Today is World AIDS Day; after the past few chaotic, often fun but occasionally fairly awful days, I need to get my brain around a BBC interview in the morning, and then I have the afternoon to somehow get my thoughts in order to find something to say at tonight's vigil.
It's a bit like a performance, a bit like teaching a class: you go over and over the same ground, hoping something will leap out at you as Your Hook, or perhaps: Your Punchline. If you find it, you can easily work up to it, getting gasps of amazement when you catch the trapeze at exactly the right moment – but if you don't find it you're fairly sunk. (And if that sounds too journalistic or frivolous for Such A Serious Matter, just remember – I spent the 80s scraping along in San Francisco without a position or career expectations, doing any damned thing anybody asked me in terms of writing and arts administration, in addition to classy things like being the snotty, undertrained receptionist in a large firm – I have a long history of doing pretty much anything for attention, which predates any professional credentials I have now.)
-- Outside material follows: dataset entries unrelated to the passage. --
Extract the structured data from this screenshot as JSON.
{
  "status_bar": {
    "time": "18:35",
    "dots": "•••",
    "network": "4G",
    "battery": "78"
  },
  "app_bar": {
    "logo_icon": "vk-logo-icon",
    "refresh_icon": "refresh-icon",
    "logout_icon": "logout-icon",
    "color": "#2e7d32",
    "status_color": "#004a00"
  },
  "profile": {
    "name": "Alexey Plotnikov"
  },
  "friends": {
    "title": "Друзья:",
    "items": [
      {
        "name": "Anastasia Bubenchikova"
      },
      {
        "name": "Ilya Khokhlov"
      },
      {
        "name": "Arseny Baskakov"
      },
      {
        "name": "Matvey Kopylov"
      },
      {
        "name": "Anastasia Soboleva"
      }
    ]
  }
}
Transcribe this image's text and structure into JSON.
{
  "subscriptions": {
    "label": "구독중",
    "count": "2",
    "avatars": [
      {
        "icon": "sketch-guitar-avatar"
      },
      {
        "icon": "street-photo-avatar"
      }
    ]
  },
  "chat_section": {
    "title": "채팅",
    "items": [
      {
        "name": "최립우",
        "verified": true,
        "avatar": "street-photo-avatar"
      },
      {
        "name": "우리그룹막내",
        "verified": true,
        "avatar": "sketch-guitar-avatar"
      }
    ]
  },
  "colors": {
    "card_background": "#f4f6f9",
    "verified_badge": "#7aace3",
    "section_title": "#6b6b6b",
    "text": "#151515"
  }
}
As for the bad things in the past few days: I worry about them a bit – enduring being the butt of a burst of passive-aggressive rage, sleeping on a broken guest bed, a closed bridge and crazed traffic – only because I have a history of bad things happening in the lead-up to my birthday (now eight days away). Perhaps it's because I have Scorpio rising in my chart – okay I don't know much about that either, but it's suggestive that, although the Sagittarius that I'm supposedly identified with should be fiery, powerful, cheerful, male, I also have the coldest and creepiest of astrological signs threaded through my existence. In any case, rotten things happen, and life always looks fairly awful, just before most of my birthdays; then, generally on the day itself, usually in the evening or sometimes starting the morning after, things clear up and get better.
A peculiar and, you will say, unbelievable phenomenon – well no apologies here; it's a bit like the strange factoid that I only get seriously ill every four years. No sensible medical reasoning here, just the fact that my major HIV-related miseries have occurred in 1992, 1996, 2000, 2004. I will, of course, observe the beginning of 2008 with narrowed eyes and folded arms.